Parallel coupling strategy for multi-physics applications in eXtended Discrete Element Method

Multi-physics problems containing discrete particles interacting with fluid phases are widely used industry for example in biomass combustion on a moving grate, particle sedimentation, iron production within a blast furnace, and selective laser melting for additive manufacturing.

The eXtended Discrete Element Method (XDEM) uses a coupled Eulerian-Lagrangian approach to simulate these complex phenomena, and relies on the Discrete Element Method (DEM) to model the particle phase and Computational Fluid Dynamics (CFD) for the fluid phases, solved respectively with XDEM and OpenFOAM. However, such simulations are very computationally intensive.
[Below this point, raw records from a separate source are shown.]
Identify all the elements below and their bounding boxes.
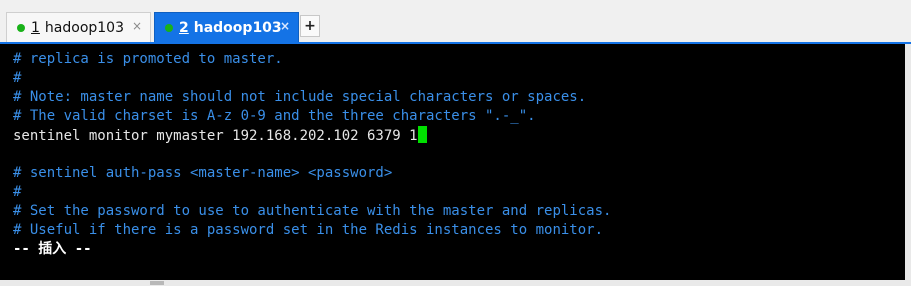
terminal-output[interactable]: # replica is promoted to master. # # Not… xyxy=(0,44,905,280)
terminal-line: # replica is promoted to master. xyxy=(13,51,283,67)
tab-number: 1 xyxy=(31,19,40,36)
horizontal-scrollbar-thumb[interactable] xyxy=(150,281,164,285)
tab-label: hadoop103 xyxy=(193,19,282,36)
terminal-line-sentinel-monitor: sentinel monitor mymaster 192.168.202.10… xyxy=(13,126,427,145)
close-icon[interactable]: × xyxy=(132,19,142,33)
terminal-line: # xyxy=(13,70,22,86)
terminal-line: # sentinel auth-pass <master-name> <pass… xyxy=(13,165,393,181)
add-tab-button[interactable]: + xyxy=(300,15,320,37)
terminal-line: # Useful if there is a password set in t… xyxy=(13,222,604,238)
horizontal-scrollbar[interactable] xyxy=(0,280,905,286)
close-icon[interactable]: × xyxy=(280,19,290,33)
connection-status-icon xyxy=(17,23,25,32)
terminal-line: # The valid charset is A-z 0-9 and the t… xyxy=(13,108,536,124)
tab-number: 2 xyxy=(179,19,189,36)
connection-status-icon xyxy=(165,23,173,32)
terminal-line: # xyxy=(13,184,22,200)
tab-hadoop103-1[interactable]: 1 hadoop103 × xyxy=(6,12,151,42)
terminal-line: # Note: master name should not include s… xyxy=(13,89,587,105)
text-cursor xyxy=(417,126,427,143)
terminal-line: # Set the password to use to authenticat… xyxy=(13,203,612,219)
terminal-line-text: sentinel monitor mymaster 192.168.202.10… xyxy=(13,128,418,144)
vim-mode-status: -- 插入 -- xyxy=(13,241,92,257)
vertical-scrollbar[interactable] xyxy=(905,44,911,286)
tab-bar: 1 hadoop103 × 2 hadoop103 × + xyxy=(0,0,911,44)
tab-label: hadoop103 xyxy=(44,19,124,36)
tab-hadoop103-2[interactable]: 2 hadoop103 × xyxy=(154,12,299,42)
Additionally, because the DEM particles move within the CFD phases, a 3D volume coupling is required, hence it represents an important amount of data to be exchanged. This volume of communication can have a considerable impact on the performance of the parallel execution.
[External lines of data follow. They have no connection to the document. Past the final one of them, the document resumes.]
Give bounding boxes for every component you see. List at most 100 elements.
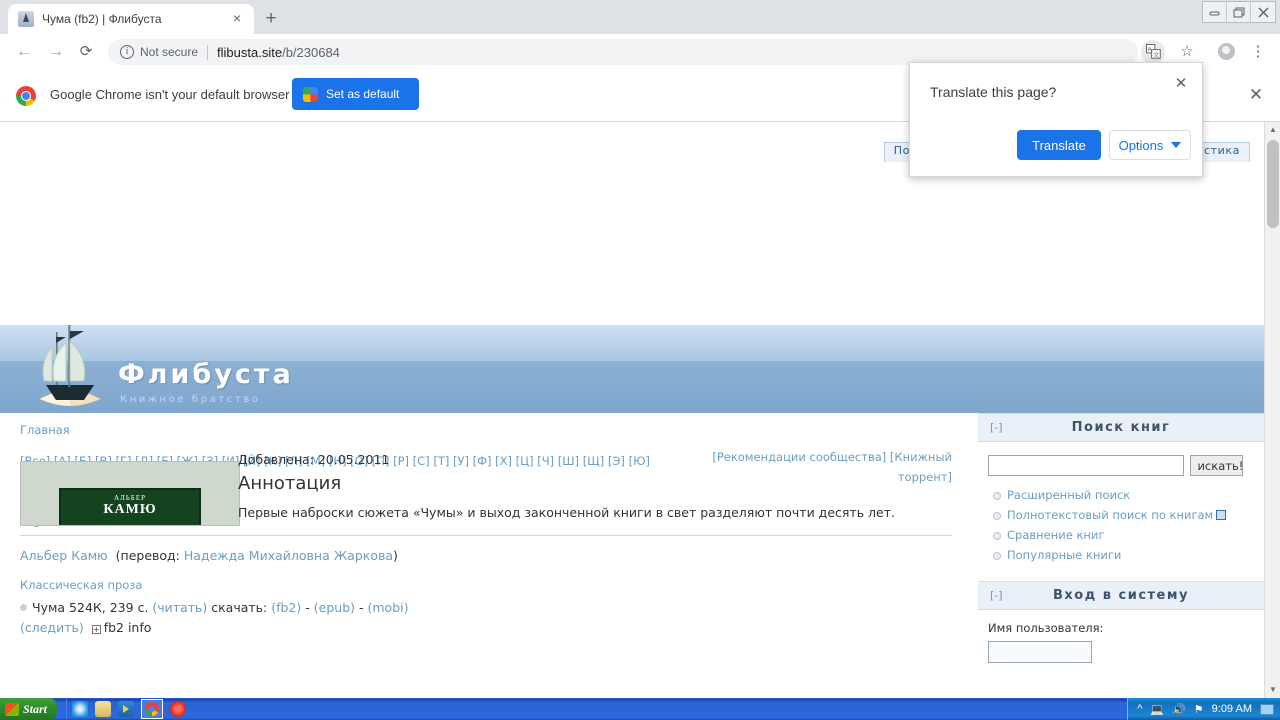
scroll-up-arrow[interactable]: ▲ [1265, 122, 1280, 138]
chrome-menu-icon[interactable]: ⋮ [1246, 40, 1270, 64]
page-viewport: Помощь и контакты Книжная полка Статисти… [0, 122, 1280, 698]
site-subtitle: Книжное братство [120, 394, 261, 405]
chevron-down-icon [1171, 142, 1182, 148]
advanced-search-link[interactable]: Расширенный поиск [1007, 488, 1130, 502]
reload-icon[interactable]: ⟳ [74, 40, 98, 64]
minimize-icon [1209, 11, 1220, 16]
file-line: Чума 524К, 239 с. (читать) скачать: (fb2… [20, 600, 409, 635]
genre-line: Классическая проза [20, 578, 952, 592]
annotation-text: Первые наброски сюжета «Чумы» и выход за… [238, 505, 895, 520]
translate-options-button[interactable]: Options [1109, 130, 1191, 160]
windows-flag-icon [5, 702, 19, 716]
close-button[interactable] [1251, 2, 1275, 22]
download-epub-link[interactable]: (epub) [314, 600, 355, 615]
translate-bubble: Translate this page? ✕ Translate Options [909, 62, 1203, 177]
translate-bubble-title: Translate this page? [930, 84, 1057, 100]
minimize-button[interactable] [1203, 2, 1227, 22]
breadcrumb: Главная [20, 423, 952, 437]
translate-button[interactable]: Translate [1017, 130, 1101, 160]
omnibox-divider [207, 44, 209, 60]
chrome-logo-icon [16, 86, 36, 106]
close-icon[interactable]: ✕ [1172, 75, 1190, 93]
svg-text:文: 文 [1153, 51, 1159, 59]
file-size: 524К [69, 600, 102, 615]
book-cover-image[interactable]: АЛЬБЕР КАМЮ [20, 461, 240, 526]
chevron-up-icon[interactable]: ^ [1137, 703, 1142, 715]
read-link[interactable]: (читать) [152, 600, 207, 615]
compare-books-link[interactable]: Сравнение книг [1007, 528, 1104, 542]
annotation-block: Добавлена: 20.05.2011 Аннотация Первые н… [238, 452, 958, 521]
info-icon[interactable]: i [120, 45, 134, 59]
list-item[interactable]: Расширенный поиск [992, 485, 1254, 505]
close-icon[interactable]: × [230, 11, 244, 26]
profile-avatar-icon[interactable] [1214, 40, 1238, 64]
show-desktop-icon[interactable] [1260, 703, 1274, 715]
site-banner: Флибуста Книжное братство [0, 325, 1264, 413]
folder-icon[interactable] [95, 701, 112, 717]
follow-link[interactable]: (следить) [20, 620, 84, 635]
username-label: Имя пользователя: [988, 621, 1104, 635]
search-links-list: Расширенный поиск Полнотекстовый поиск п… [988, 485, 1254, 565]
username-field[interactable] [988, 641, 1092, 663]
download-fb2-link[interactable]: (fb2) [271, 600, 301, 615]
fb2-info-label[interactable]: fb2 info [104, 620, 152, 635]
search-submit-button[interactable]: искать! [1190, 455, 1244, 476]
search-block-body: искать! Расширенный поиск Полнотекстовый… [978, 442, 1264, 565]
cover-label: АЛЬБЕР КАМЮ [59, 488, 201, 525]
start-label: Start [23, 701, 48, 716]
network-icon[interactable]: 💻 [1150, 703, 1164, 716]
forward-icon[interactable]: → [44, 40, 68, 64]
quick-launch-bar [66, 699, 187, 719]
tab-title: Чума (fb2) | Флибуста [42, 12, 162, 26]
search-input[interactable] [988, 455, 1184, 476]
internet-explorer-icon[interactable] [72, 701, 89, 717]
chrome-icon[interactable] [141, 699, 164, 719]
close-icon[interactable]: ✕ [1246, 85, 1266, 105]
author-link[interactable]: Альбер Камю [20, 548, 108, 563]
site-title: Флибуста [118, 359, 294, 390]
page-count: 239 с. [109, 600, 149, 615]
annotation-title: Аннотация [238, 473, 342, 494]
flag-icon[interactable]: ⚑ [1194, 703, 1204, 716]
scroll-down-arrow[interactable]: ▼ [1265, 682, 1280, 698]
popular-books-link[interactable]: Популярные книги [1007, 548, 1121, 562]
start-button[interactable]: Start [0, 698, 58, 720]
list-item[interactable]: Популярные книги [992, 545, 1254, 565]
list-item[interactable]: Полнотекстовый поиск по книгам [992, 505, 1254, 525]
expand-icon[interactable]: + [91, 625, 101, 634]
browser-tab[interactable]: Чума (fb2) | Флибуста × [8, 4, 254, 34]
back-icon[interactable]: ← [12, 40, 36, 64]
opera-icon[interactable] [170, 701, 187, 717]
search-block-header: [-] Поиск книг [978, 413, 1264, 442]
clock[interactable]: 9:09 AM [1212, 703, 1252, 715]
volume-icon[interactable]: 🔊 [1172, 703, 1186, 716]
fulltext-search-link[interactable]: Полнотекстовый поиск по книгам [1007, 508, 1213, 522]
format-separator-2: - [359, 600, 364, 615]
author-line: Альбер Камю (перевод: Надежда Михайловна… [20, 548, 952, 563]
translator-prefix: (перевод: [115, 548, 180, 563]
added-date: Добавлена: 20.05.2011 [238, 452, 390, 467]
bookmark-star-icon[interactable]: ☆ [1175, 40, 1199, 64]
scrollbar-thumb[interactable] [1267, 140, 1279, 228]
breadcrumb-home-link[interactable]: Главная [20, 423, 70, 437]
ship-favicon [18, 11, 34, 27]
genre-link[interactable]: Классическая проза [20, 578, 142, 592]
url-host: flibusta.site [217, 44, 283, 60]
banner-stripe [0, 325, 1264, 361]
restore-icon [1233, 7, 1244, 17]
new-tab-button[interactable]: + [258, 6, 284, 32]
page-scrollbar[interactable]: ▲ ▼ [1264, 122, 1280, 698]
maximize-button[interactable] [1227, 2, 1251, 22]
download-mobi-link[interactable]: (mobi) [368, 600, 409, 615]
set-as-default-label: Set as default [326, 87, 400, 101]
infobar-message: Google Chrome isn't your default browser [50, 87, 290, 102]
translate-icon[interactable]: A 文 [1141, 40, 1165, 64]
download-label: скачать: [211, 600, 268, 615]
url-path: /b/230684 [282, 44, 340, 60]
translate-options-label: Options [1118, 137, 1164, 153]
set-as-default-button[interactable]: Set as default [292, 78, 419, 110]
translator-link[interactable]: Надежда Михайловна Жаркова [184, 548, 393, 563]
list-item[interactable]: Сравнение книг [992, 525, 1254, 545]
media-player-icon[interactable] [118, 701, 135, 717]
format-separator-1: - [305, 600, 310, 615]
To address this issue, XDEM has proposed a coupling strategy relying on a co-located partitioning. This approach coordinates the domain decomposition of the two independent solvers, XDEM and OpenFOAM, to impose some co-location constraints and reduce the overhead due to the coupling data exchange. This strategy for the parallel coupling of CFD-DEM has been evaluated to perform large scale simulations of debris within a dam break flow.